The Ontario Securities Commission has published its statement of priorities for the current fiscal year, highlighting its response to the financial crisis through a renewed focus on investor protection, macroprudential risks, evolving markets, and compliance.

In the statement, the OSC observes that, “Recent market events highlight the potential adverse outcomes that can result from regulatory coverage focused on specific industry segments or entities rather than financial markets as a whole.” It notes that fragmented regulation fails to recognize the interconnectedness of financial markets.

In response, it says, “We need to examine opportunities to better align our disclosure regime and compliance and enforcement approaches internally, in concert with recognized self-regulatory organizations and other entities, as well as more broadly to improve the ability of the regulatory system to recognize and address risks that emerge as a consequence of the convergence of financial markets and products.”

It also points to changing markets, the evolution of innovative financial instruments, and the emergence of multiple marketplaces as notable issues for regulators. And, it suggests that the downturn has led to cost cutting by firms, including compliance and internal control systems.

“As a result, we need to apply our own resources in the interests of investor protection. Increased reliance on risk assessment tools for allocating our resources most effectively will be part of the solution. We will continue to focus on things that really matter. At the same time we will continue to actively encourage market participants to be vigilant and proactive in preventing, detecting and correcting compliance issues as they have primary responsibility for compliance and control systems,” it says.

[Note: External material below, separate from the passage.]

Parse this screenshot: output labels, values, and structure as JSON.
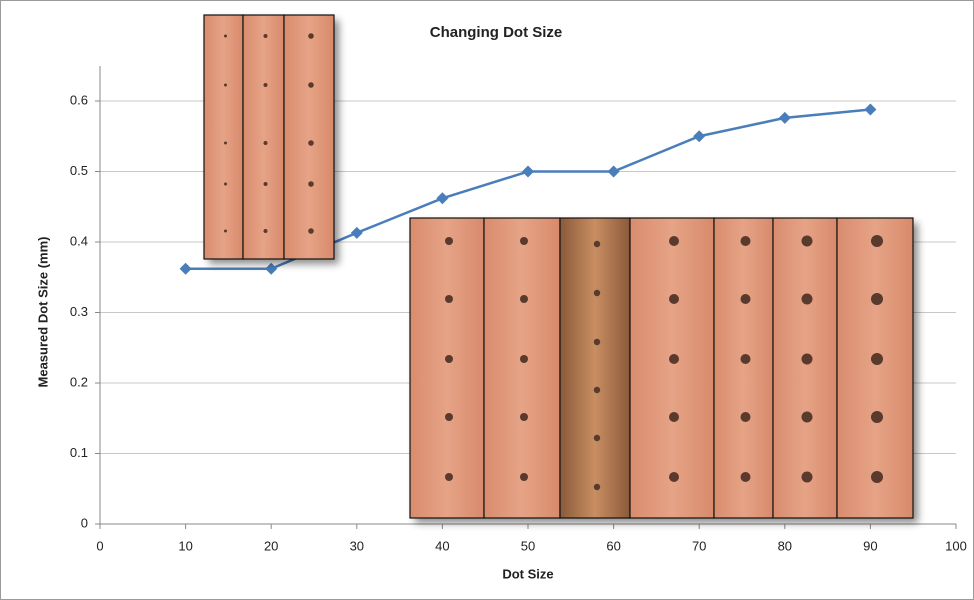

The commission also notes the importance of attracting investor input to its rulemaking efforts, noting that it will review its internal processes “for adequately addressing investor concerns during the development of securities regulation”.

Among the specific initiatives it has planned for the coming year, the OSC says that it will:

> finalize registration reform;

> continue to address issues related to asset backed commercial paper and the proposed regulatory regime for credit rating agencies;

> complete consultations with the industry with respect to implementing a trade-through rule;

> establish an Investor Secretariat to address retail investor issues, modernize investment fund rules; and

> publish rules for point-of-sale disclosure for mutual funds and segregated funds, among other things.

Additionally, the commission notes that due to current market conditions it decided to maintain regulatory fees at current rates for one year, which will likely leave it with a $22 million shortfall over the next fiscal year (to be offset by its existing surplus). “Over the next year, the OSC will further review issues related to the fee model so we can return to fully recovering our costs in ways that remain fair and transparent to market participants,” it says.

“Downturns have historically exposed questionable practices and occur often at times when investors can be most vulnerable. Potential poor financial health of issuers and registrants pose major, if unquantifiable, compliance and enforcement risks,” it adds. “In developing our 2009-2010 budget the commission has carefully balanced the need for cost restraint in these challenging times with its duty to take appropriate steps as necessary to pursue its mandate of providing protection to investors and fostering fair and efficient capital markets.”

Comments on the final statement of priorities are due by June 1.